Protecting data
As being the main person responsible for the recovery and availability of the data, you need to have a full understanding of how to protect your data against all possible situations you could come across in your daily job. The most common situations you could see are:
Media failure
Hardware failure
Human error
Application error
Let's take a closer look at each of these situations.
Media failure
Media failure occurs when a system is unable to write or read from a physical storage device such a disk or a tape due to a defect on the recording surface. This kind of failure can be easily overcome by ensuring that your data is saved on more than one disk (mirrored) using a solution such as RAID (Redundant Array of Independent Disks) or ASM (Automatic Storage Management). In the case of tapes, ensure that your backups are saved in more than one tape and as mentioned earlier, testing the recoverability from them.
Hardware failure
Hardware failure is when a failure occurs on a physical component of your hardware such as when your server motherboard, CPU, or any other component stops working. To overcome this kind of situation, you will need to have a high availability solution in place as part of your disaster and recovery strategy. This could include solutions such as Oracle RAC, a standby database, or even replacement hardware on the premises. If you are using Oracle Standard Edition or Standard Edition One and need to implement a proper standby database solution, I will recommend you to take a closer look at the Dbvisit Standby solution for Oracle databases that is currently available in the market to allow you to fulfill this need (http://dbvisit.com).
Human error
Human error, also known as user error, is when a user interacting directly or through an application causes damage to the data stored in the database or to the database itself. The most frequent examples of human error involve changing or deleting data and even files by mistake. It is likely that this kind of error is the greatest single cause of database downtime in a company.

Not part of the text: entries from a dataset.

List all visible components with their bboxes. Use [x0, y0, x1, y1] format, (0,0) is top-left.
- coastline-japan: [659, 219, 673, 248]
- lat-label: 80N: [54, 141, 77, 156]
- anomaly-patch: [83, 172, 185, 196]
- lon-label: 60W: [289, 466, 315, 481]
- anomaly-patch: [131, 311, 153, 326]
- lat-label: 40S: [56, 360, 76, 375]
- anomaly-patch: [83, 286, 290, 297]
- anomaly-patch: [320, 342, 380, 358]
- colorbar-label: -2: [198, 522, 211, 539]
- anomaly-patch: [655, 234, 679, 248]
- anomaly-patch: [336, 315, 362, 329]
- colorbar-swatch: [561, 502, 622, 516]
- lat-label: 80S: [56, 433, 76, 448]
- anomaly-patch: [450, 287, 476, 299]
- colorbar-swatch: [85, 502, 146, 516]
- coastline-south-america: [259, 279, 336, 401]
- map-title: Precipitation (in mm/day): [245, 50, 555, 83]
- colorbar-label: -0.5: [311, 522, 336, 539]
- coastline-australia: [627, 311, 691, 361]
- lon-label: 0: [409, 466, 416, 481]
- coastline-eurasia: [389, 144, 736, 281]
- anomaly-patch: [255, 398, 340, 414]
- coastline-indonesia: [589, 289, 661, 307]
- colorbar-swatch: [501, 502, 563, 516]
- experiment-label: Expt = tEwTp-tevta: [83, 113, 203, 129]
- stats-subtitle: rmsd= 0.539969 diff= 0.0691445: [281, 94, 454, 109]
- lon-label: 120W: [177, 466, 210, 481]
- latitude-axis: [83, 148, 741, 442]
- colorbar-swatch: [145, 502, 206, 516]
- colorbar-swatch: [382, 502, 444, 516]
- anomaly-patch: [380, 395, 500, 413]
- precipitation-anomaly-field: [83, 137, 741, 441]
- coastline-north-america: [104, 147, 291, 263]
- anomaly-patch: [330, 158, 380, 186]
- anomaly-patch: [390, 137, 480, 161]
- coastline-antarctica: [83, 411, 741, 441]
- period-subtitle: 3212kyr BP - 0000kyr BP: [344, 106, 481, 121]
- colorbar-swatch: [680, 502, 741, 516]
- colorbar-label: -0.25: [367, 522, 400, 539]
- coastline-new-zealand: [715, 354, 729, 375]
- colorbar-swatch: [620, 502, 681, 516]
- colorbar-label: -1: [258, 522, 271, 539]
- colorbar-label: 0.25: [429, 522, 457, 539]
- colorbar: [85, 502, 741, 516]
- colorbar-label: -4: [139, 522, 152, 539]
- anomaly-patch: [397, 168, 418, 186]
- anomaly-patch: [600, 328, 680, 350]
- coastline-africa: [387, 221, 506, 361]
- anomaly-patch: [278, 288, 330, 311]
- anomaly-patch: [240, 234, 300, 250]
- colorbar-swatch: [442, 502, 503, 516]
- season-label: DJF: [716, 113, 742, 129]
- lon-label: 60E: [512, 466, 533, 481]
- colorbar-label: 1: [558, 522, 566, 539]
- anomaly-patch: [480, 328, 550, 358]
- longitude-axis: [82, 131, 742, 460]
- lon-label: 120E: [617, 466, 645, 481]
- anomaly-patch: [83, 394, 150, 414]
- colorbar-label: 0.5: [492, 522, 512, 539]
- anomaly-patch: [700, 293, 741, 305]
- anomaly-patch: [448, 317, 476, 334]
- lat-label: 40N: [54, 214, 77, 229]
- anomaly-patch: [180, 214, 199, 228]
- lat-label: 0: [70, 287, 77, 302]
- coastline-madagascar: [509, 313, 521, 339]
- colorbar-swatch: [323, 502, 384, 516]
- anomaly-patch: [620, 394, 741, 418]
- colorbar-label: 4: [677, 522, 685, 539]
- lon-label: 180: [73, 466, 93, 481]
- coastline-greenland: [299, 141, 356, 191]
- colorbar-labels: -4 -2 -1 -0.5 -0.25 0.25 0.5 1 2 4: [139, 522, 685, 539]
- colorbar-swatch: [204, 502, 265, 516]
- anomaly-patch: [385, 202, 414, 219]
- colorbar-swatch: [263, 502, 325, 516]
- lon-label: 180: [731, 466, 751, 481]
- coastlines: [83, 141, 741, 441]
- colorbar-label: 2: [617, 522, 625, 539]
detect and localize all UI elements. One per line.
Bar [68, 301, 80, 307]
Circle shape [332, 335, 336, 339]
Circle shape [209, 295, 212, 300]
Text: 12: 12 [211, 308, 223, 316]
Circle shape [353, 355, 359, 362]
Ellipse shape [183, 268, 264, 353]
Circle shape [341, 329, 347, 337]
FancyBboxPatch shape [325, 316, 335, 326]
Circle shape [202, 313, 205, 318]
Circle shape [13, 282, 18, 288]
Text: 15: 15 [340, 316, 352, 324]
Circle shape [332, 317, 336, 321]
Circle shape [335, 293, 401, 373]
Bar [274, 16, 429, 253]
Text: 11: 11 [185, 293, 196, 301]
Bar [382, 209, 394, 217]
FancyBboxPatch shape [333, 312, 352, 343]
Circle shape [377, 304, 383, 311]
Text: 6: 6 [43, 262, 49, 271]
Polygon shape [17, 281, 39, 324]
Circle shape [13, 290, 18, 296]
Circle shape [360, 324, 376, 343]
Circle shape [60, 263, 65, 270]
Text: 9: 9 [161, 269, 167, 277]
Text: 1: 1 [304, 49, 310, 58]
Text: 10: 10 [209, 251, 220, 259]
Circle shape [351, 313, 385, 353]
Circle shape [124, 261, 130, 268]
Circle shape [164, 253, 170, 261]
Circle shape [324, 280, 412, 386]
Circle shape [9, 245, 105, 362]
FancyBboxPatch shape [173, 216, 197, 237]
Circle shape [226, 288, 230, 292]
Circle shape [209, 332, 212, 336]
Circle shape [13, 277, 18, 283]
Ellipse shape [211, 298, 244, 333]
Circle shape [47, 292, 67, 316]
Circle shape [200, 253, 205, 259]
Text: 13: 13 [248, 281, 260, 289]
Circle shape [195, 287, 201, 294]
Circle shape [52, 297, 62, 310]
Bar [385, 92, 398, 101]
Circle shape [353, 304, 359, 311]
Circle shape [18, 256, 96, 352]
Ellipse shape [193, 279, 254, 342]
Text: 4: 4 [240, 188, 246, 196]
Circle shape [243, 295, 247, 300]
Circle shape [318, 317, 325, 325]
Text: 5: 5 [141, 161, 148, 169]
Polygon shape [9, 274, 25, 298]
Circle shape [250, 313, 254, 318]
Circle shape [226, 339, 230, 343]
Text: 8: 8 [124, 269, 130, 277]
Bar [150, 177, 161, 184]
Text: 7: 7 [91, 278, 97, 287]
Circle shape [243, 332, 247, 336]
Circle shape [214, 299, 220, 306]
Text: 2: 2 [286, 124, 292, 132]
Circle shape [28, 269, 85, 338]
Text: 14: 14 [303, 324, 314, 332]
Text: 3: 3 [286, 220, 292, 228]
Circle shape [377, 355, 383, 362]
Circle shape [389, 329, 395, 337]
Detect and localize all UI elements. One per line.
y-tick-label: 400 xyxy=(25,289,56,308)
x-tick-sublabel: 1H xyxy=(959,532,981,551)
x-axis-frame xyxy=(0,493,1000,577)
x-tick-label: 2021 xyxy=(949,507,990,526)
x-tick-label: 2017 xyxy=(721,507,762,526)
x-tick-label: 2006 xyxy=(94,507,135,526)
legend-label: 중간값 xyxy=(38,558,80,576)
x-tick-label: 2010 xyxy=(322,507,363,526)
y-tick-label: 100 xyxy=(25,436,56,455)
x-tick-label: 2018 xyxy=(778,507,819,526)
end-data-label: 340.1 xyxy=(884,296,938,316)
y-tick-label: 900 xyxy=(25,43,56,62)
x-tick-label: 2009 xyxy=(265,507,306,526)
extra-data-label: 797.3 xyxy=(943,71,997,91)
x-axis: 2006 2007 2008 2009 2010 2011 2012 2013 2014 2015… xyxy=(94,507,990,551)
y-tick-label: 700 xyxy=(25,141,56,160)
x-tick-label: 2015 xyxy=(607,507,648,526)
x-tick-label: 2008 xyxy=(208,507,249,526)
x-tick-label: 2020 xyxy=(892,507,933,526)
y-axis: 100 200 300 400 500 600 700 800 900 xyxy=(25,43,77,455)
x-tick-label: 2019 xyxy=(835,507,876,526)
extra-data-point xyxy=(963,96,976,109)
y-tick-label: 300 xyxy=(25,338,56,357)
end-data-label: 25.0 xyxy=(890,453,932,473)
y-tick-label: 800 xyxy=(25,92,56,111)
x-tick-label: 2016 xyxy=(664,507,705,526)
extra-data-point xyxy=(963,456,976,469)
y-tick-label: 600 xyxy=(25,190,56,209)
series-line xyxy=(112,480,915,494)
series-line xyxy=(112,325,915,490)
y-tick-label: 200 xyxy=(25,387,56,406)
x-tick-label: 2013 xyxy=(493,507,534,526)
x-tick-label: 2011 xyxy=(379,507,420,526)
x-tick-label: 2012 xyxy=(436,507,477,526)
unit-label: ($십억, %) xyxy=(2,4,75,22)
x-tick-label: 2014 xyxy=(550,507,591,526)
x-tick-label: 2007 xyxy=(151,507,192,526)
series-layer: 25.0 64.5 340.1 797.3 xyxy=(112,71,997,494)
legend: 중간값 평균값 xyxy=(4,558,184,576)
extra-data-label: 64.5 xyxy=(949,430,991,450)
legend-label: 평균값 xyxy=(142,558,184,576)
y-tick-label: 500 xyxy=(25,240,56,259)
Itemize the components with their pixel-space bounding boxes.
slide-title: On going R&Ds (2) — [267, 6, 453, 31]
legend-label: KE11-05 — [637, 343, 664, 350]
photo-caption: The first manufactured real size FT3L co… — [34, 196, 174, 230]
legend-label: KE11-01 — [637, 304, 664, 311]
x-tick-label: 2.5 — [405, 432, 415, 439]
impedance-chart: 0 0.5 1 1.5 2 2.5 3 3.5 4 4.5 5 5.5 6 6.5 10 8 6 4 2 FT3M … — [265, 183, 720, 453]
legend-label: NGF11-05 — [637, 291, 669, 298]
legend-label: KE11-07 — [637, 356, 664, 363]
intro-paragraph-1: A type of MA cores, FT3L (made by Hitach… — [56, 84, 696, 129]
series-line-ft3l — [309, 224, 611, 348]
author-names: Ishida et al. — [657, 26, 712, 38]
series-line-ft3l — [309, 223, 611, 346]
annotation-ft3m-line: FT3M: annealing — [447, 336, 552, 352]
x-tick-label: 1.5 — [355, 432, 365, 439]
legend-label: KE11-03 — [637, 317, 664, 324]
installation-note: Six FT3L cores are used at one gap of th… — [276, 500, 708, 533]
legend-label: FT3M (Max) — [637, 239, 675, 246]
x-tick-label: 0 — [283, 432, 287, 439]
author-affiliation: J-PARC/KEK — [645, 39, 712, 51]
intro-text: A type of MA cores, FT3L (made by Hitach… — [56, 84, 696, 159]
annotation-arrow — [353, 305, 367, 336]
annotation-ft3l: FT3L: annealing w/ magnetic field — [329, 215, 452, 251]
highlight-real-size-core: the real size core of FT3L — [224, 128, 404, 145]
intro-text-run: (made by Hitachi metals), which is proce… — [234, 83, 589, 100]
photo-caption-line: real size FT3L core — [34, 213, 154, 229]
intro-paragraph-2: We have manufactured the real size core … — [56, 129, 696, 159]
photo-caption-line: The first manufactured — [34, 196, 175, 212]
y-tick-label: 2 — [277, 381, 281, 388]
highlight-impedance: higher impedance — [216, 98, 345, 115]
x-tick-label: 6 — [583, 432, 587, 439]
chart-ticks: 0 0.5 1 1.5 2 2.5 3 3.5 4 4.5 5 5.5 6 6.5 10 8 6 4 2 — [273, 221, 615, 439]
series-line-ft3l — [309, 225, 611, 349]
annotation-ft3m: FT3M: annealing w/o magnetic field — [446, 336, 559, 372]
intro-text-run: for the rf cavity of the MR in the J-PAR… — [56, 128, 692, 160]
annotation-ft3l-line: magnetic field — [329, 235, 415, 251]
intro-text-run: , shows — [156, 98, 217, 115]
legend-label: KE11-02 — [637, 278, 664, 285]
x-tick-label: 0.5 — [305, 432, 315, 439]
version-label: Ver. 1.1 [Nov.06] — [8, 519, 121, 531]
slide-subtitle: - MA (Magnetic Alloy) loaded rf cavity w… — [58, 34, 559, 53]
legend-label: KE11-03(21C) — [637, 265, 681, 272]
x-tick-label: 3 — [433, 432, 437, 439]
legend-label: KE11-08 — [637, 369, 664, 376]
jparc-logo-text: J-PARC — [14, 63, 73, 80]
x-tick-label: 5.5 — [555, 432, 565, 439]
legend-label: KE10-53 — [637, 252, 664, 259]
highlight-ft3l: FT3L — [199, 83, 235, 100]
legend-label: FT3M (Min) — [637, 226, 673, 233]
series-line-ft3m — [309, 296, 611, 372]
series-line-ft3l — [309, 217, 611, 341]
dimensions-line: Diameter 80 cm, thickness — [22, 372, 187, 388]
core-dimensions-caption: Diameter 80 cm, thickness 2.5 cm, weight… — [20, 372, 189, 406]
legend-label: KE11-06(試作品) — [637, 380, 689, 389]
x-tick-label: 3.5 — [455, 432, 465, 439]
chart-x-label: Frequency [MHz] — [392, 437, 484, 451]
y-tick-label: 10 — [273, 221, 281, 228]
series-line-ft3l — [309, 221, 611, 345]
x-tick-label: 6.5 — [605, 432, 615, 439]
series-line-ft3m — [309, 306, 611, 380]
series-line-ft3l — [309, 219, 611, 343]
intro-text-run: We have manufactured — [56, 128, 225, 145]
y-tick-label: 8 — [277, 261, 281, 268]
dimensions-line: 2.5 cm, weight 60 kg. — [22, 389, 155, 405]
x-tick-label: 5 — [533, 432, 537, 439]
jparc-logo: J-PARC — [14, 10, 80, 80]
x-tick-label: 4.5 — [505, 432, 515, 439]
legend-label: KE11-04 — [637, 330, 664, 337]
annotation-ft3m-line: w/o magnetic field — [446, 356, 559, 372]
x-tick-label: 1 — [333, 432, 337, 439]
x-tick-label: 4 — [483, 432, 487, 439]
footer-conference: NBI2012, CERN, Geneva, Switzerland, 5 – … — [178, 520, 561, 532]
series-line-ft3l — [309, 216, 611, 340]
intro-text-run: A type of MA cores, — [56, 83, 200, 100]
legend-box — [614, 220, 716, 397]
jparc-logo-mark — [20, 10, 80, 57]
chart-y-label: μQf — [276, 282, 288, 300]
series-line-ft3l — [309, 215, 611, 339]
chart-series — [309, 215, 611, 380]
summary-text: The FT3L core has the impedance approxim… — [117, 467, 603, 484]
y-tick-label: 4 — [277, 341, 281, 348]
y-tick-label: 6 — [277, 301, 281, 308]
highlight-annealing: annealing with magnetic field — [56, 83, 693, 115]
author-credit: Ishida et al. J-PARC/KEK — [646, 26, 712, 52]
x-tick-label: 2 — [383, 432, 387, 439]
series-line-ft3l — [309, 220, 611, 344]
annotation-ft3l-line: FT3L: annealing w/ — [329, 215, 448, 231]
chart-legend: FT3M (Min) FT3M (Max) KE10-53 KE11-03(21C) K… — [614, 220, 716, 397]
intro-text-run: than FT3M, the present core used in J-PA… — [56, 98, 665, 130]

No one is immune to user error. Even an experienced DBA or system administrator can delete a redo log file that has the extension .log
as a mistake when taking it as a simple log file to be deleted to release space. Fortunately, user error can most of the time be solved by using physical backups, logical backups, and even Oracle Flashback technology.
Application error
An application error happens when a software malfunction causes data corruption in the logical or physical levels. A bug in the code can easily damage data or even corrupt a data block. This kind of problem can be solved using Oracle block media recovery, and is why it is so important to have a proper test done prior to promoting an application change to any production environment.
Tip
Always do a backup before and after a change is implemented in a production environment. A before backup will allow you to roll back to the previous state in case something goes wrong. An after backup will protect you to avoid to redo the change in case of a failure, due that it was not included in the previous backup available.